Maybe I'm in left field, but I have not run into too many buyers out there that are afraid that they are not being exposed to all of their housing options. Quite the opposite as a matter of fact.
I would guess the buyers are a little more concerned about a collapsing economy, wars, gas prices, tightening lending standards, bank failures, and mortgage meltdowns.
Just a guess. IMO, the IDX opinion is very important. The brokers that "get it" will be postured greatly for success when (errrr… if) we get out of this economic mess.
From my experience, buyers just want all the listings to be up to date and in the same place. It is really frustrating having to go from site to site just to find one property in your criteria, then call about it just to find that it isn't on the market anymore.
Some buyers just want to look at the listings.
Some want neighbourhood Vibe and flavour.
Two condo buildings beside each other can have a very different vibe that doesn't translate on a balloon pin.
That said; in Canada we have a national site that feeds all the MLS data from all the boards into one system. Therefore changes and upgrades require the majority to approve (and spend development money) and improve their sites.
Many consumers do not realise that some agents maintain access portals for online real time updates.

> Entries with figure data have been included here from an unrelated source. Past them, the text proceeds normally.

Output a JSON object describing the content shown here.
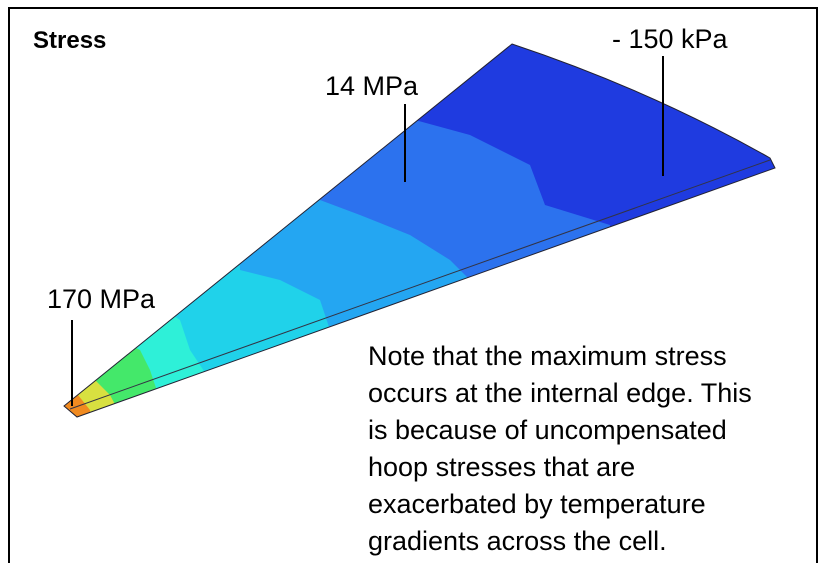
{
  "title": "Stress",
  "annotations": [
    "- 150 kPa",
    "14 MPa",
    "170 MPa"
  ],
  "note": [
    "Note that the maximum stress",
    "occurs at the internal edge. This",
    "is because of uncompensated",
    "hoop stresses that are",
    "exacerbated by temperature",
    "gradients across the cell."
  ]
}
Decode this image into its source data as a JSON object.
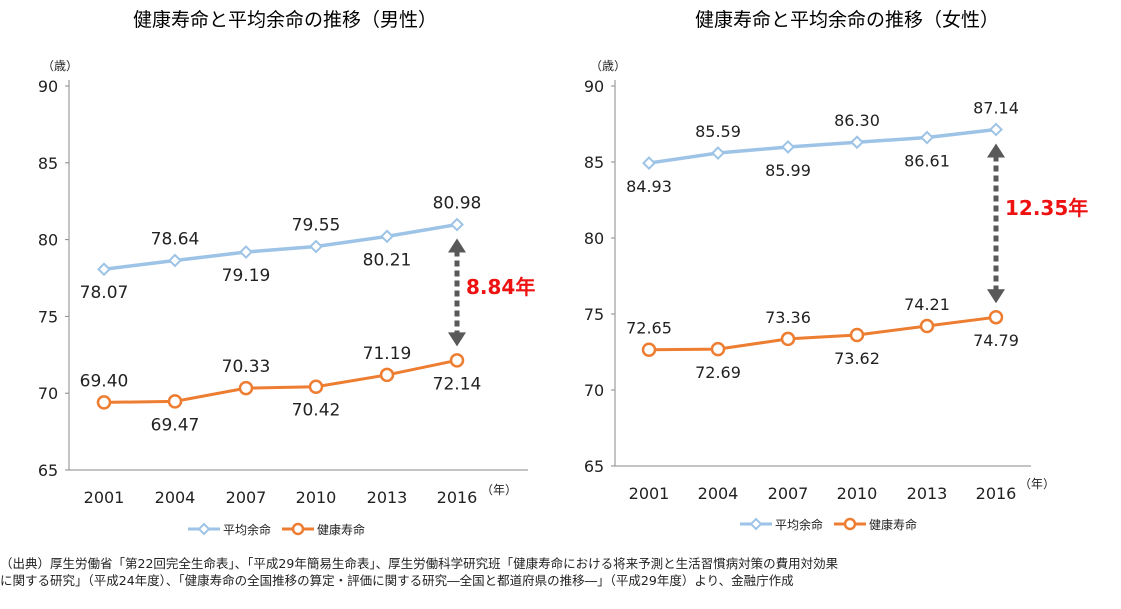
{
  "chart_data": [
    {
      "type": "line",
      "title": "健康寿命と平均余命の推移（男性）",
      "ylabel": "（歳）",
      "xlabel": "（年）",
      "ylim": [
        65,
        90
      ],
      "yticks": [
        65,
        70,
        75,
        80,
        85,
        90
      ],
      "categories": [
        "2001",
        "2004",
        "2007",
        "2010",
        "2013",
        "2016"
      ],
      "series": [
        {
          "name": "平均余命",
          "values": [
            78.07,
            78.64,
            79.19,
            79.55,
            80.21,
            80.98
          ],
          "labels": [
            "78.07",
            "78.64",
            "79.19",
            "79.55",
            "80.21",
            "80.98"
          ],
          "label_pos": [
            "below",
            "above",
            "below",
            "above",
            "below",
            "above"
          ]
        },
        {
          "name": "健康寿命",
          "values": [
            69.4,
            69.47,
            70.33,
            70.42,
            71.19,
            72.14
          ],
          "labels": [
            "69.40",
            "69.47",
            "70.33",
            "70.42",
            "71.19",
            "72.14"
          ],
          "label_pos": [
            "above",
            "below",
            "above",
            "below",
            "above",
            "below"
          ]
        }
      ],
      "gap_label": "8.84年",
      "gap_side": "right"
    },
    {
      "type": "line",
      "title": "健康寿命と平均余命の推移（女性）",
      "ylabel": "（歳）",
      "xlabel": "（年）",
      "ylim": [
        65,
        90
      ],
      "yticks": [
        65,
        70,
        75,
        80,
        85,
        90
      ],
      "categories": [
        "2001",
        "2004",
        "2007",
        "2010",
        "2013",
        "2016"
      ],
      "series": [
        {
          "name": "平均余命",
          "values": [
            84.93,
            85.59,
            85.99,
            86.3,
            86.61,
            87.14
          ],
          "labels": [
            "84.93",
            "85.59",
            "85.99",
            "86.30",
            "86.61",
            "87.14"
          ],
          "label_pos": [
            "below",
            "above",
            "below",
            "above",
            "below",
            "above"
          ]
        },
        {
          "name": "健康寿命",
          "values": [
            72.65,
            72.69,
            73.36,
            73.62,
            74.21,
            74.79
          ],
          "labels": [
            "72.65",
            "72.69",
            "73.36",
            "73.62",
            "74.21",
            "74.79"
          ],
          "label_pos": [
            "above",
            "below",
            "above",
            "below",
            "above",
            "below"
          ]
        }
      ],
      "gap_label": "12.35年",
      "gap_side": "right"
    }
  ],
  "legend": [
    "平均余命",
    "健康寿命"
  ],
  "colors": {
    "life_expectancy": "#9dc3e6",
    "healthy_life": "#ed7d31",
    "gap_label": "#ee1111",
    "arrow": "#595959"
  },
  "source": [
    "（出典）厚生労働省「第22回完全生命表」、「平成29年簡易生命表」、厚生労働科学研究班「健康寿命における将来予測と生活習慣病対策の費用対効果",
    "に関する研究」（平成24年度）、「健康寿命の全国推移の算定・評価に関する研究―全国と都道府県の推移―」（平成29年度）より、金融庁作成"
  ]
}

Amen to Greg's post regarding agents lack of quality control. We offer a TON of features with our Home Zone Mktg. system. Narrated tours, listing websites, videos for youtube, call capture audio tours and many other products – plus pushing to all the agg. feeds. All this in a few minutes… But it's really only as good as the info and photos the agents add. It is amazing how many agents upload thumbnail photos, dump in a few misspelled property points and think it's fine. The ability is there to spend 15-20 minutes and have a gorgeous electronic marketing campaign. Yet many agents won't take the time. The real answer, in my opinion, is brokers and office administrators taking control and insisting their agents do better with quality of listing respresentations. We, the vendor, can't make diamonds from dirt. It hurts to think my agent wouldn't spend more than 15 minutes on my homes online presence.
Amen to Greg's post regarding agents lack of quality control. We offer a TON of features with our Home Zone Mktg. system. Narrated tours, listing websites, videos for youtube, call capture audio tours and many other products – plus pushing to all the agg. feeds. All this in a few minutes… But it's really only as good as the info and photos the agents add. It is amazing how many agents upload thumbnail photos, dump in a few misspelled property points and think it's fine. The ability is there to spend 15-20 minutes and have a gorgeous electronic marketing campaign. Yet many agents won't take the time. The real answer, in my opinion, is brokers and office administrators taking control and insisting their agents do better with quality of listing respresentations. We, the vendor, can't make diamonds from dirt. It hurts to think my agent wouldn't spend more than 15 minutes on my homes online presence.
Anybody have a good resource list of trusted developers?
Thanks for laying out the steps in this post, Brian. That kind of education for brokers is needed. Are there IDX "coaches" out there that are trusted and intelligent sources that can help a broker develop this kind of site? Am I clueless for asking, as certainly there are plenty of web developers but I'd love to get a list of real estate focused, trusted sources.
Thanks.
EDIT….my apologies to John…meant to reference Ryan in my comments.